この学院で学ぶ事を全て身に付け、彼は常に首席のまま卒業していきました。今では貴族の称号まで与えられ、立派な魔法騎士として責務を果たされています」
思わぬカノンの話に俺は嬉しくなって自然と笑みがこぼれる。
「そんな立派な方ですが、それでも入学当初は王族貴族との知識・魔法技術の差は歴然でした。全てにおいて平等な学院ですが、残念ながらスタートラインだけは不平等なのです」
「………」
「と、先程まで思っていたわけですよ。貴方の戦い方を見てそれが思い込みだと気付きました」
「そう……ですか」
───まぁ俺は特殊だしな
「カノン様の経歴は一般の人達にも勇気を与え、だんだんと入学者も増えていったの。そして貴方の様な子が現れた。私はそれが嬉しい。実は私も出自には苦労した身でね、カノン様に憧れてこの学院を受験したのよ」
「先生も相当な努力をなさったんですね。俺も、彼を目標としているんですよ」
「あら。じゃあ貴族顔負けのその実力は納得ね。頑張りなさい」
ふわっと微笑むその顔は厳格さを消し去るほど優しさに満ちていた。
「それじゃあそろそろ教室に戻りましょうか。
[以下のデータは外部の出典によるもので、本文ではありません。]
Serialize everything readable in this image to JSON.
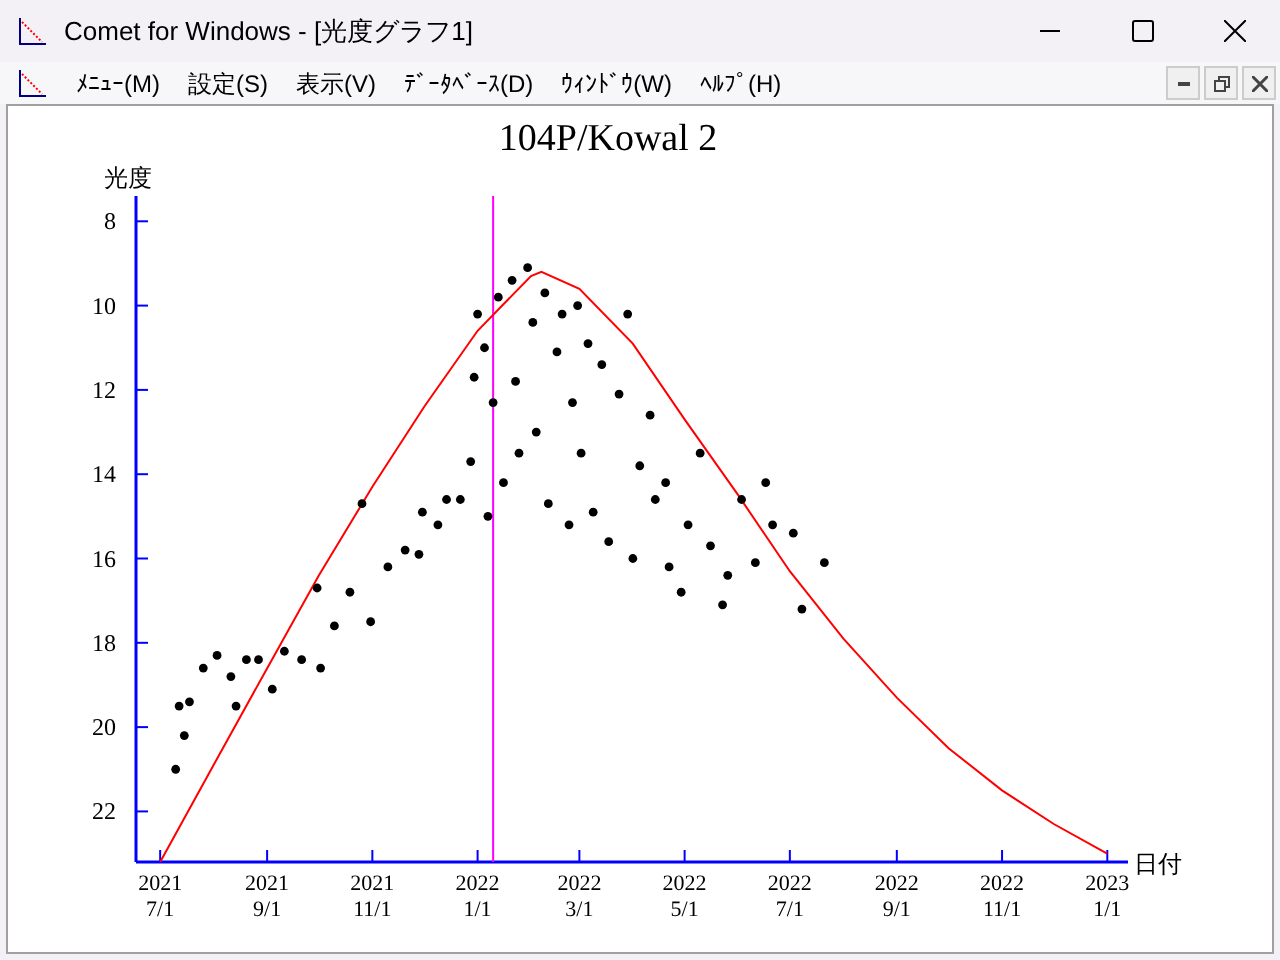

私は先に向かいますので貴方は着替えてからいらっしゃい」
「分かりました」
俺はお辞儀をして部屋を出ようとドアノブに手を掛けたその時、エミリアから「一つだけ」と声を掛けられる。
「今日のJBバトルについてですが、貴方は何も気にする必要はありません。ただし、最後の攻撃はいただけませんね。頭の防御魔法を砕いた時点で試合は終了でした。首、胸と続けて攻撃したのはマイナスポイントです。今日は授業でしたからね、次回からは気を付けて下さい」
そう言われ、俺は「あっ」と思い後ろ頭を掻く。